Part 2 of Intake Manifold tomorrow and finish 2 remaining pieces: Xenon cover and Secondary Air pump cover......


----------



## Nachos23 @ carbon-effects.com (Nov 22, 2010)

Updated Pictures!
































































They're getting closer. A couple more coats of resin, wet sanding and they'll be ready for clear coat!!!!


----------



## Nachos23 @ carbon-effects.com (Nov 22, 2010)

Time for an update.... Parts are ready for wet sanding.... The intake has already been sanded to 220 wet; next 400 and 800 and then clear coat...... Finally 100, 1500 and 2000 wet, buff and polish and they're ready to go!!

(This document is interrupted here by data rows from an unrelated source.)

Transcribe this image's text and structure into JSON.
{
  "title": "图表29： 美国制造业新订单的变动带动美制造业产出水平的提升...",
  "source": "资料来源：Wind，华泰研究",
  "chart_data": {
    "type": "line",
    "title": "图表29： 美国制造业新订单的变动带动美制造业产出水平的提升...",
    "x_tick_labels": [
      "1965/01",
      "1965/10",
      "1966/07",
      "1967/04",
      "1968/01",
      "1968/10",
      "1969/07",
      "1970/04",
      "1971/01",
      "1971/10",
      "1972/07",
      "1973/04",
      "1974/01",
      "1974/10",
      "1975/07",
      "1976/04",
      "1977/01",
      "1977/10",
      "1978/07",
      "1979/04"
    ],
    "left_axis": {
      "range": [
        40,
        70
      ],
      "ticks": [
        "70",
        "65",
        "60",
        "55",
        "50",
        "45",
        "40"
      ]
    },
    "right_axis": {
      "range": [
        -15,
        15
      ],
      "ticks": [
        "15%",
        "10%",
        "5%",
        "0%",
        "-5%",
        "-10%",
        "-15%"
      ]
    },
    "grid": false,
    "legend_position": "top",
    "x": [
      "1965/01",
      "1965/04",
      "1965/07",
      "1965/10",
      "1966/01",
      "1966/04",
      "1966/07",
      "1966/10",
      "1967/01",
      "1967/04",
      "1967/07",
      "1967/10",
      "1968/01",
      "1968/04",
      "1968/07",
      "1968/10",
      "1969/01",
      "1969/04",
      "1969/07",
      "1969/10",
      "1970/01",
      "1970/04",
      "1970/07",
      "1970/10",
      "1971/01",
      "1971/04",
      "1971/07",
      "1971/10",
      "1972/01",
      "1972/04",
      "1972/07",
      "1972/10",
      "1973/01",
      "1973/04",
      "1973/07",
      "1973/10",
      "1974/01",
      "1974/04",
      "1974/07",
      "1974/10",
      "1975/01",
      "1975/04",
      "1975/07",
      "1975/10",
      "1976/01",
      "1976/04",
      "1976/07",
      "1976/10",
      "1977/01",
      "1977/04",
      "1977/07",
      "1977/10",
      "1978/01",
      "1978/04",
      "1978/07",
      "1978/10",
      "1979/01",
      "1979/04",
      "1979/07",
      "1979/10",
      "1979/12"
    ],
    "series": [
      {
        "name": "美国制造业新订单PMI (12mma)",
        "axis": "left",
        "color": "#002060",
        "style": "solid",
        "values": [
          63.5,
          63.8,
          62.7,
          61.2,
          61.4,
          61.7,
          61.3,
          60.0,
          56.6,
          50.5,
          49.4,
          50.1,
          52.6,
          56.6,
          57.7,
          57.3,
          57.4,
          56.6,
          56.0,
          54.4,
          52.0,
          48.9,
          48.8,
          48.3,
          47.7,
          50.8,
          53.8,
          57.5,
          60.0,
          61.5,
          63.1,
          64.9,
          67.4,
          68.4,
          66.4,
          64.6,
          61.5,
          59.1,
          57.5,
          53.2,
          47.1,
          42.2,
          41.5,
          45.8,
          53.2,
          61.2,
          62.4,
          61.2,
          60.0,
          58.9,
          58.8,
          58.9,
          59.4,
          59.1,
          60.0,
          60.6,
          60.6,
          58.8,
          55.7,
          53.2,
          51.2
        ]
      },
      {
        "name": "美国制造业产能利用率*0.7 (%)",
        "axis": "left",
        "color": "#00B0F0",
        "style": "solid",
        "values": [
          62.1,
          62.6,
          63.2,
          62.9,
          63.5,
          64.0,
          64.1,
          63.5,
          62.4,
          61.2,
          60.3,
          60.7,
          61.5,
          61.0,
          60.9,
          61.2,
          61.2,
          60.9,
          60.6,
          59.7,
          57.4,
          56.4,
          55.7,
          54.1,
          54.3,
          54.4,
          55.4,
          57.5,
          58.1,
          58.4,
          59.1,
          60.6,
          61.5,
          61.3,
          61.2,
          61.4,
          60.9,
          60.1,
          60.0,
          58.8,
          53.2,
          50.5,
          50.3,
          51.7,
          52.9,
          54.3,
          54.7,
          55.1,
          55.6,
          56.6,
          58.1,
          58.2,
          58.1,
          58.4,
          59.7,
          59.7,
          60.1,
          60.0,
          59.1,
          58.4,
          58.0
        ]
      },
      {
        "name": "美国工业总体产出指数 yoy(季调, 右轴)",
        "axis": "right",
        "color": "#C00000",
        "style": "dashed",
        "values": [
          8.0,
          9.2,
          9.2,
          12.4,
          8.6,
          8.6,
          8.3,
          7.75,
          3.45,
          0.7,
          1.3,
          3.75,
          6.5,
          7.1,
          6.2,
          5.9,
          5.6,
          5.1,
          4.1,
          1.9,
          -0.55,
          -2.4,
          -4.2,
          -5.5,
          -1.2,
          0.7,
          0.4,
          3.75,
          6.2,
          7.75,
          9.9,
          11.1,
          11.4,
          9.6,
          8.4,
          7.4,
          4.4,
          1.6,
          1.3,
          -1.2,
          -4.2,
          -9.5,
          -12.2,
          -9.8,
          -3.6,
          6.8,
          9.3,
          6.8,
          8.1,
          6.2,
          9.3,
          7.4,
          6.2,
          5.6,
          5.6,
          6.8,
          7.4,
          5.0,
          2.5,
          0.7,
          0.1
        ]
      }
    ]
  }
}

After I finish this post, I'm picking up a new expansion tank and EGR/Oil separator assembly and associated hoses, heading over to my mechanic buddies garage and replacing those items. Expansion tank has small pin hole leaks (4 tiny pinholes spraying water) and have loi leaking from separator valve. Not bad, considering the car had 260,000km and those a re factory original parts being swapped out!! Going to be busy tonight I guess......


----------



## diybmw.com (Mar 7, 2011)

Wow that looks awesome! I never thought of just wrapping things. Waaay cheaper then buying a full carbon part! 

Good Work man!


----------



## Nachos23 @ carbon-effects.com (Nov 22, 2010)

Thanks!!! Only cheaper once you master, cause up to then, you're doing a lot of practice. I could never have invested the $$ I have in the business without wrapping for others...... Alot of $$ involved to "do it right!"


----------



## Nachos23 @ carbon-effects.com (Nov 22, 2010)

The parts have been finished and shipped today!! Here are the finished parts pictures:













































































































On to the next project!!!


----------



## Firebirddrvr (Apr 13, 2011)

Man, those look sick! What cloth is that you used? I'm kind of curious and want to start dabbling in carbon fiber. How long did it take you to become that good at wrapping?


----------



## Nachos23 @ carbon-effects.com (Nov 22, 2010)

Firebirddrvr said:


> Man, those look sick! What cloth is that you used? I'm kind of curious and want to start dabbling in carbon fiber. How long did it take you to become that good at wrapping?


Thanks! That was a 1x1 carbon fiber plain weave cloth. I've done over 700 pieces since getting serious about it. Takes quite a few to master the art of laying the cloth. Then each subsequent stage (resin, clear coating, sanding) each have their own learning curve.

Depends if you've worked with fibreglass as it;s much the same process, except with fiberglass, cloth direction is not as critial....


----------